The double-blind 2×2 crossover trial in Nutrition Journal 2016 enrolled 45 subjects. Compared with milk containing only A2 beta-casein, milk with both A1 and A2 caused significantly worse post-dairy digestive symptoms, higher inflammatory biomarkers and beta-casomorphin-7, longer gastrointestinal transit, and lower short-chain fatty acids.

Pooled analysis of 12 cohorts and 553,000 women: lactose intake ≥30 g/day raised ovarian cancer risk by 19% compared with <10 g/day.

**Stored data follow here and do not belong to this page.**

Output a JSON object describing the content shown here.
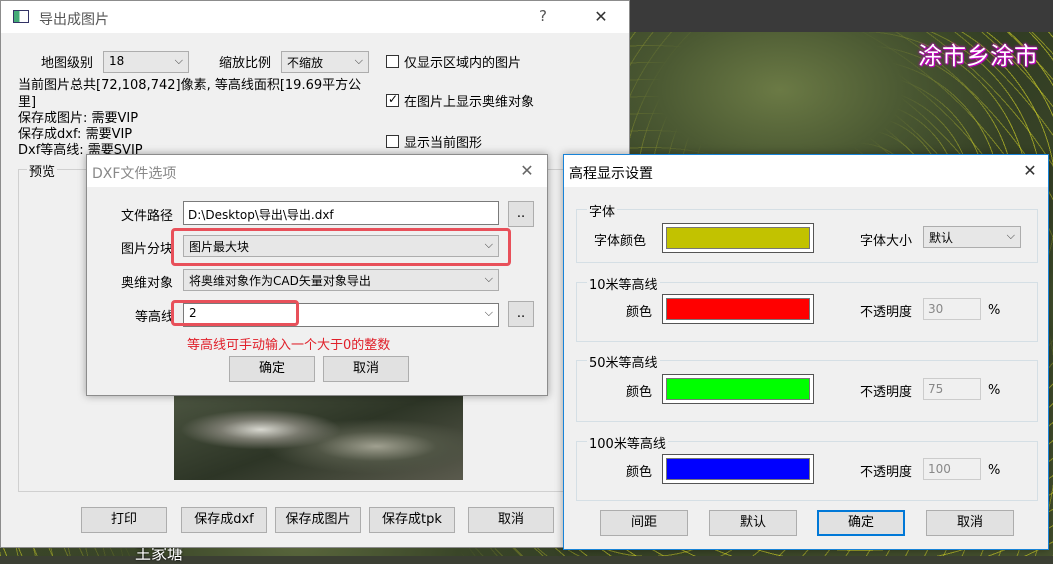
{
  "map": {
    "label_top_right": "涂市乡涂市",
    "label_bottom": "王家塘",
    "contour_color": "#e6e628"
  },
  "export_window": {
    "title": "导出成图片",
    "help": "?",
    "close": "✕",
    "map_level_label": "地图级别",
    "map_level_value": "18",
    "scale_label": "缩放比例",
    "scale_value": "不缩放",
    "only_region_label": "仅显示区域内的图片",
    "show_ovi_label": "在图片上显示奥维对象",
    "show_current_label": "显示当前图形",
    "info_line1": "当前图片总共[72,108,742]像素, 等高线面积[19.69平方公",
    "info_line2": "里]",
    "save_image_note": "保存成图片: 需要VIP",
    "save_dxf_note": "保存成dxf: 需要VIP",
    "dxf_contour_note": "Dxf等高线: 需要SVIP",
    "preview_label": "预览",
    "buttons": {
      "print": "打印",
      "save_dxf": "保存成dxf",
      "save_image": "保存成图片",
      "save_tpk": "保存成tpk",
      "cancel": "取消"
    }
  },
  "dxf_dialog": {
    "title": "DXF文件选项",
    "close": "✕",
    "path_label": "文件路径",
    "path_value": "D:\\Desktop\\导出\\导出.dxf",
    "browse": "..",
    "split_label": "图片分块",
    "split_value": "图片最大块",
    "ovi_label": "奥维对象",
    "ovi_value": "将奥维对象作为CAD矢量对象导出",
    "contour_label": "等高线",
    "contour_value": "2",
    "hint": "等高线可手动输入一个大于0的整数",
    "ok": "确定",
    "cancel": "取消",
    "hint_color": "#e0202a"
  },
  "elev_dialog": {
    "title": "高程显示设置",
    "close": "✕",
    "font_group": "字体",
    "font_color_label": "字体颜色",
    "font_color": "#c2c200",
    "font_size_label": "字体大小",
    "font_size_value": "默认",
    "g10_title": "10米等高线",
    "g10_color": "#ff0000",
    "g10_opacity": "30",
    "g50_title": "50米等高线",
    "g50_color": "#00ff00",
    "g50_opacity": "75",
    "g100_title": "100米等高线",
    "g100_color": "#0000ff",
    "g100_opacity": "100",
    "color_label": "颜色",
    "opacity_label": "不透明度",
    "percent": "%",
    "buttons": {
      "spacing": "间距",
      "default": "默认",
      "ok": "确定",
      "cancel": "取消"
    }
  }
}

The 2006 Cancer Epidemiology, Biomarkers & Prevention pooled analysis combined 12 prospective cohorts covering 553,217 women and 2,132 epithelial ovarian cancer cases. Lactose intake ≥30 g/day versus <10 g/day was associated with a statistically significant higher risk of ovarian cancer (pooled RR 1.19) — a level equivalent to three or more milk servings per day.

Nurses' Health Study II: high school milk intake was linked to severe teenage acne, with skim milk showing a 44% higher prevalence ratio.
In a retrospective analysis of 47,355 women in the Nurses' Health Study II, the multivariate prevalence ratio for severe teenage acne comparing extreme categories was 1.22 for total milk and 1.44 for skim milk. The authors attributed the association to hormones and bioactive molecules in milk.